I Get Paid For This

Andrew Davies

Navy Wings’ Chief Pilot Andrew ‘Mum’ Davis flies to inspire and remember.

How did you get into flying?

I’ve always had a hankering for aviation. My father worked for Qantas and every time I got near an aircraft as a boy, I’d be trembling with excitement and anticipation. At that time, the quickest way to get into flying was by joining the Royal Australian Navy, which I did when I was 17.

Tell us about your job?

I’m Chief Pilot of the Navy Wings. Although we’re a civilian charitable organisation and regulated by the CAA, we’re based at RNAS Yeovilton, so we comply with military procedures and receive great support from the Royal Navy. I’m responsible for writing the flying programme, compliance and administration, as well as management of our pilots, who are all ex-Navy aviators with lots of experience in warbirds.

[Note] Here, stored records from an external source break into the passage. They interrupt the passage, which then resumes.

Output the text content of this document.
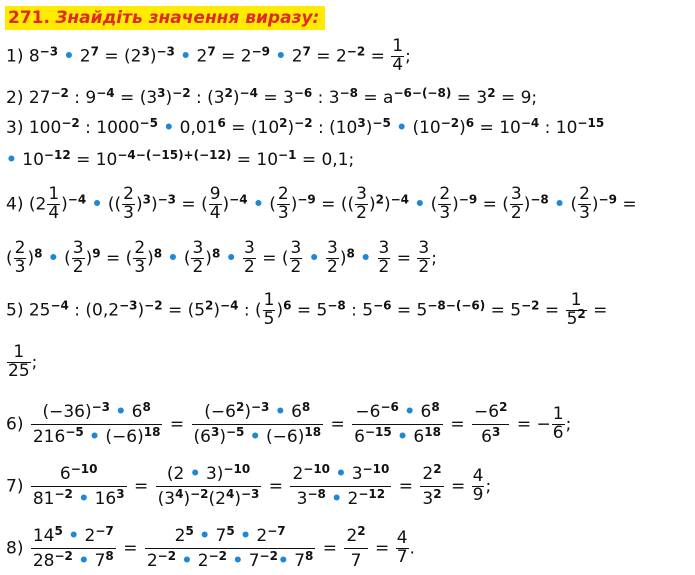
271. Знайдіть значення виразу:
1) $8^{-3}$ • $2^7 = (2^3)^{-3}$ • $2^7 = 2^{-9}$ • $2^7 = 2^{-2} = \frac{1}{4}$ ;
2) $27^{-2}$ : $9^{-4} = (3^3)^{-2}$ : $(3^2)^{-4} = 3^{-6}$ : $3^{-8} = a^{-6-(-8)} = 3^2 = 9$;
3) $100^{-2}$ : $1000^{-5}$ • $0,01^6 = (10^2)^{-2}$ : $(10^3)^{-5}$ • $(10^{-2})^6 = 10^{-4}$ : $10^{-15}$
• $10^{-12} = 10^{-4-(-15)+(-12)} = 10^{-1} = 0,1$;
4) $(2 \frac{1}{4} )^{-4}$ • (( $\frac{2}{3} )^3)^{-3}$ = ( $\frac{9}{4} )^{-4}$ • ( $\frac{2}{3} )^{-9}$ = (( $\frac{3}{2} )^2)^{-4}$ • ( $\frac{2}{3} )^{-9}$ = ( $\frac{3}{2} )^{-8}$ • ( $\frac{2}{3} )^{-9}$ =
( $\frac{2}{3} )^8$ • ( $\frac{3}{2} )^9$ = ( $\frac{2}{3} )^8$ • ( $\frac{3}{2} )^8$ • $\frac{3}{2}$ = ( $\frac{3}{2}$ • $\frac{3}{2} )^8$ • $\frac{3}{2} = \frac{3}{2}$ ;
5) $25^{-4}$ : $(0,2^{-3})^{-2} = (5^2)^{-4}$ : ( $\frac{1}{5} )^6 = 5^{-8}$ : $5^{-6} = 5^{-8-(-6)} = 5^{-2} = \frac{1}{5^2}$ =
$\frac{1}{25}$ ;
$6) \frac{(-36)^{-3} • 6^8}{216^{-5} • (-6)^{18}} = \frac{(-6^2)^{-3} • 6^8}{(6^3)^{-5} • (-6)^{18}} = \frac{-6^{-6} • 6^8}{6^{-15} • 6^{18}} = \frac{-6^2}{6^3}$ = − $\frac{1}{6}$ ;
$7) \frac{6^{-10}}{81^{-2} • 16^3} = \frac{(2 • 3)^{-10}}{(3^4)^{-2}(2^4)^{-3}} = \frac{2^{-10} • 3^{-10}}{3^{-8} • 2^{-12}} = \frac{2^2}{3^2} = \frac{4}{9}$ ;
$8) \frac{14^5 • 2^{-7}}{28^{-2} • 7^8} = \frac{2^5 • 7^5 • 2^{-7}}{2^{-2} • 2^{-2} • 7^{-2}• 7^8} = \frac{2^2}{7} = \frac{4}{7}$ .
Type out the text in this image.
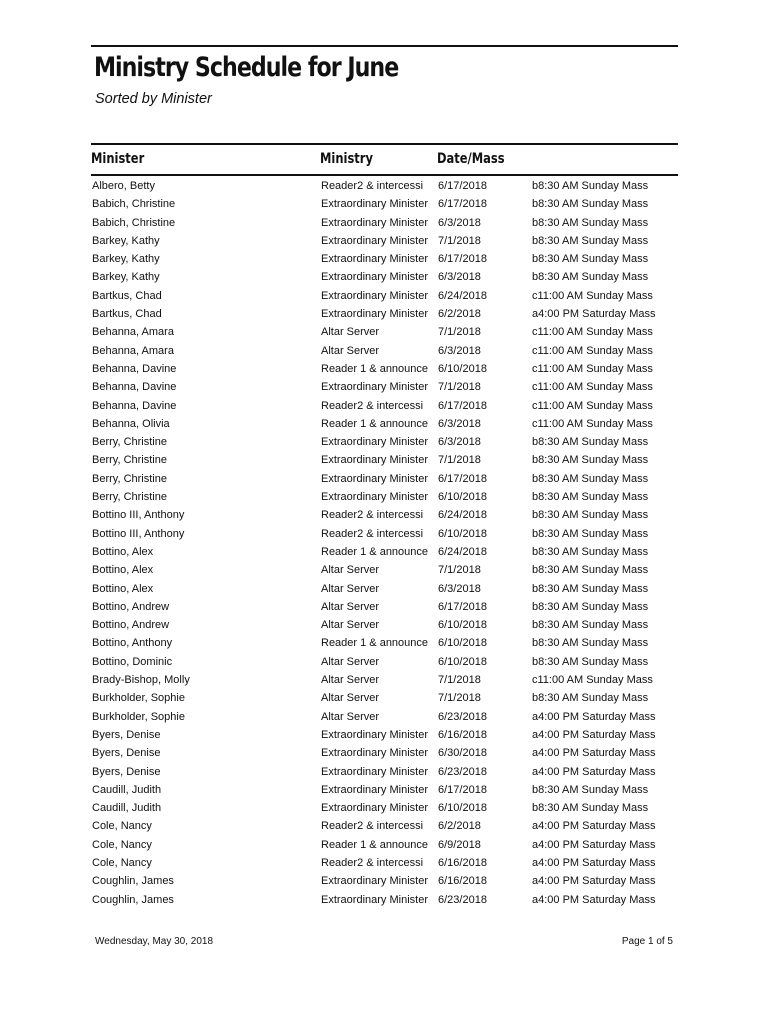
Ministry Schedule for June
Sorted by Minister
Minister	Ministry	Date/Mass
Albero, Betty	Reader2 & intercessi 6/17/2018	b8:30 AM Sunday Mass
Babich, Christine	Extraordinary Minister 6/17/2018	b8:30 AM Sunday Mass
Babich, Christine	Extraordinary Minister 6/3/2018	b8:30 AM Sunday Mass
Barkey, Kathy	Extraordinary Minister 7/1/2018	b8:30 AM Sunday Mass
Barkey, Kathy	Extraordinary Minister 6/17/2018	b8:30 AM Sunday Mass
Barkey, Kathy	Extraordinary Minister 6/3/2018	b8:30 AM Sunday Mass
Bartkus, Chad	Extraordinary Minister 6/24/2018	c11:00 AM Sunday Mass
Bartkus, Chad	Extraordinary Minister 6/2/2018	a4:00 PM Saturday Mass
Behanna, Amara	Altar Server	7/1/2018	c11:00 AM Sunday Mass
Behanna, Amara	Altar Server	6/3/2018	c11:00 AM Sunday Mass
Behanna, Davine	Reader 1 & announce 6/10/2018	c11:00 AM Sunday Mass
Behanna, Davine	Extraordinary Minister 7/1/2018	c11:00 AM Sunday Mass
Behanna, Davine	Reader2 & intercessi 6/17/2018	c11:00 AM Sunday Mass
Behanna, Olivia	Reader 1 & announce 6/3/2018	c11:00 AM Sunday Mass
Berry, Christine	Extraordinary Minister 6/3/2018	b8:30 AM Sunday Mass
Berry, Christine	Extraordinary Minister 7/1/2018	b8:30 AM Sunday Mass
Berry, Christine	Extraordinary Minister 6/17/2018	b8:30 AM Sunday Mass
Berry, Christine	Extraordinary Minister 6/10/2018	b8:30 AM Sunday Mass
Bottino III, Anthony	Reader2 & intercessi 6/24/2018	b8:30 AM Sunday Mass
Bottino III, Anthony	Reader2 & intercessi 6/10/2018	b8:30 AM Sunday Mass
Bottino, Alex	Reader 1 & announce 6/24/2018	b8:30 AM Sunday Mass
Bottino, Alex	Altar Server	7/1/2018	b8:30 AM Sunday Mass
Bottino, Alex	Altar Server	6/3/2018	b8:30 AM Sunday Mass
Bottino, Andrew	Altar Server	6/17/2018	b8:30 AM Sunday Mass
Bottino, Andrew	Altar Server	6/10/2018	b8:30 AM Sunday Mass
Bottino, Anthony	Reader 1 & announce 6/10/2018	b8:30 AM Sunday Mass
Bottino, Dominic	Altar Server	6/10/2018	b8:30 AM Sunday Mass
Brady-Bishop, Molly	Altar Server	7/1/2018	c11:00 AM Sunday Mass
Burkholder, Sophie	Altar Server	7/1/2018	b8:30 AM Sunday Mass
Burkholder, Sophie	Altar Server	6/23/2018	a4:00 PM Saturday Mass
Byers, Denise	Extraordinary Minister 6/16/2018	a4:00 PM Saturday Mass
Byers, Denise	Extraordinary Minister 6/30/2018	a4:00 PM Saturday Mass
Byers, Denise	Extraordinary Minister 6/23/2018	a4:00 PM Saturday Mass
Caudill, Judith	Extraordinary Minister 6/17/2018	b8:30 AM Sunday Mass
Caudill, Judith	Extraordinary Minister 6/10/2018	b8:30 AM Sunday Mass
Cole, Nancy	Reader2 & intercessi 6/2/2018	a4:00 PM Saturday Mass
Cole, Nancy	Reader 1 & announce 6/9/2018	a4:00 PM Saturday Mass
Cole, Nancy	Reader2 & intercessi 6/16/2018	a4:00 PM Saturday Mass
Coughlin, James	Extraordinary Minister 6/16/2018	a4:00 PM Saturday Mass
Coughlin, James	Extraordinary Minister 6/23/2018	a4:00 PM Saturday Mass
Wednesday, May 30, 2018	Page 1 of 5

In winter, the aircraft are mostly in maintenance. In spring and summer, we fly up to six times a week, training and displaying at UK airshows and events. It’s such a privilege to fly these wonderful historic aircraft in displays. 

The Navy Wings’ collection includes a Tiger Moth, Chipmunk, Stinson Reliant, Harvard, and a Wasp helicopter. We inherited two Swordfish from the RN, currently under engine refurbishment, and recently were gifted a magnificent Supermarine Seafire, which will form the core of our displays. These aircraft can be skittish in ground contact, but once in the air they’re not that different from flying your basic SEP. They’re irreplaceable though, so we look after them very well.

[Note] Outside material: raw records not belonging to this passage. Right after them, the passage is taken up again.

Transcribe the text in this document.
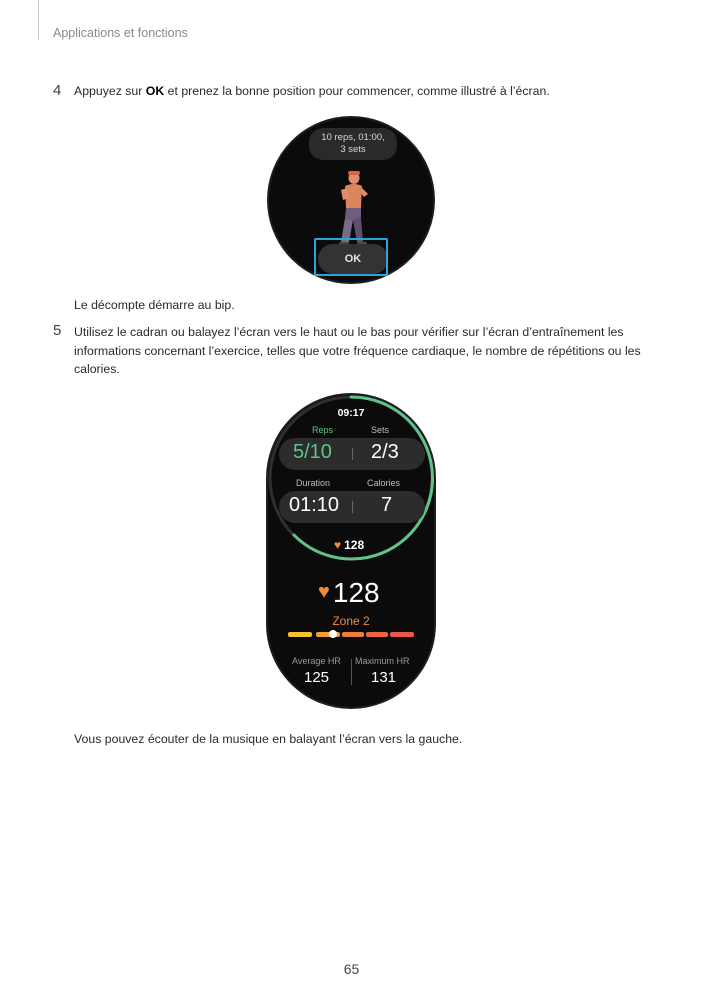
Applications et fonctions
4 Appuyez sur OK et prenez la bonne position pour commencer, comme illustré à l’écran.
10 reps, 01:00,
3 sets
OK
Le décompte démarre au bip.
5 Utilisez le cadran ou balayez l’écran vers le haut ou le bas pour vérifier sur l’écran d’entraînement les
informations concernant l’exercice, telles que votre fréquence cardiaque, le nombre de répétitions ou les
calories.
09:17
Reps	Sets
5/10 2/3
Duration	Calories
01:10 7
♥ 128
♥ 128
Zone 2
Average HR Maximum HR
125	131
Vous pouvez écouter de la musique en balayant l’écran vers la gauche.
65
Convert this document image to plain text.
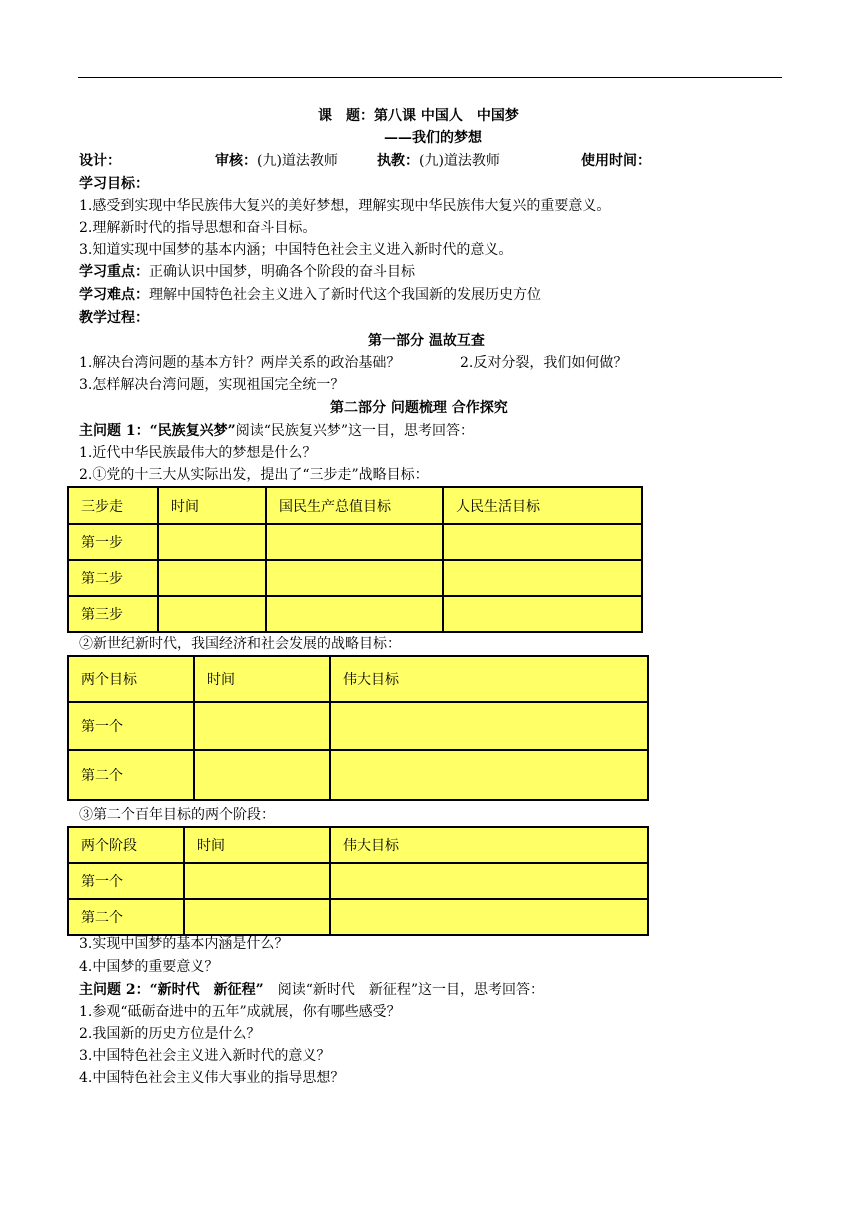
课　题：第八课 中国人　中国梦
——我们的梦想
设计：	审核：(九)道法教师	执教：(九)道法教师	使用时间：
学习目标：
1.感受到实现中华民族伟大复兴的美好梦想，理解实现中华民族伟大复兴的重要意义。
2.理解新时代的指导思想和奋斗目标。
3.知道实现中国梦的基本内涵；中国特色社会主义进入新时代的意义。
学习重点：正确认识中国梦，明确各个阶段的奋斗目标
学习难点：理解中国特色社会主义进入了新时代这个我国新的发展历史方位
教学过程：
第一部分 温故互查
1.解决台湾问题的基本方针？两岸关系的政治基础？	2.反对分裂，我们如何做？
3.怎样解决台湾问题，实现祖国完全统一？
第二部分 问题梳理 合作探究
主问题 1：“民族复兴梦”阅读“民族复兴梦”这一目，思考回答：
1.近代中华民族最伟大的梦想是什么？
2.①党的十三大从实际出发，提出了“三步走”战略目标：
三步走	时间	国民生产总值目标	人民生活目标
第一步			
第二步			
第三步			
②新世纪新时代，我国经济和社会发展的战略目标：
两个目标	时间	伟大目标
第一个		
第二个		
③第二个百年目标的两个阶段：
两个阶段	时间	伟大目标
第一个		
第二个		
3.实现中国梦的基本内涵是什么？
4.中国梦的重要意义？
主问题 2：“新时代　新征程” 阅读“新时代　新征程”这一目，思考回答：
1.参观“砥砺奋进中的五年”成就展，你有哪些感受？
2.我国新的历史方位是什么？
3.中国特色社会主义进入新时代的意义？
4.中国特色社会主义伟大事业的指导思想？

 “Thinking back to those night deck landings still gives me a tingle”

What training did you have?

I joined the Royal Australian Navy in 1978 and went straight into military flying training. I was carrier qualified at age 20. In 1984, I came to the UK on exchange to fly helicopters. In 1987, I transferred to the Royal Navy, underwent a Sea Harrier conversion, and flew them for 17 years. Afterwards, I worked as an airline captain on Airbus A330/340 for Virgin Atlantic.

Before becoming Chief Pilot in 2020, I was a volunteer pilot. Our training is graduated: you start on the Tiger Moth and make your way, via the Chipmunk and Harvard, to more challenging aircraft like the Swordfish and Seafire. We still learn every day. In aviation, there’s always more training and you’re always being checked, it’s how we keep high standards.

What’s been your favourite flight?

Even though I’ve flown all kinds of amazing fixed-wing aircraft, I have to admit my favourite flight was in a helicopter… Mountain flying in a Sea King on the Isle of Arran in Scotland. The weather was beautiful, the location fabulous. What made this flight spectacular, though, was the visual thrill of watching the ground fall away when flying over the mountain edge.

And your favourite airfield?

CVS21, HMAS Melbourne, my first aircraft carrier. The challenge of taking off and landing aboard that ship was extraordinary. Our deck was short, so the catapult gave you an incredible acceleration and deposited you just airborne 30ft above the water – on my first launch, my mind just tilted backwards. Thinking back to those night deck landings still gives me a tingle.

Do you get to fly much outside of work?

Yes, I’m lucky enough to be joint owner of a Glasair, based at Yeovilton. I enjoy taking it for a spin around the countryside, flying around the mountains in Wales or dropping into GA airfields for lunch.

What’s your most valuable career advice?

‘MOMSOBGYTAST’. It stands for: ‘Muck or mud, sh*t or blood, grit your teeth and stay there’. I first heard this ‘encouragement’ from my QFI during formation training in jets in Australia, and still say it to myself in formation. 

Want to learn more about Navy Wings? Visit here.

Flying CV

After a career flying fast jets from aircraft carriers, Andrew ‘Mum’ Davis is now Chief Pilot of Navy Wings

Started current job September 2020
Now flying Tiger Moth, Chipmunk, Stinson Reliant, Harvard
Favourite aircraft Sea Harrier. “I’ve spent most of my flying life involved with this magnificent jet which can do extraordinary things.”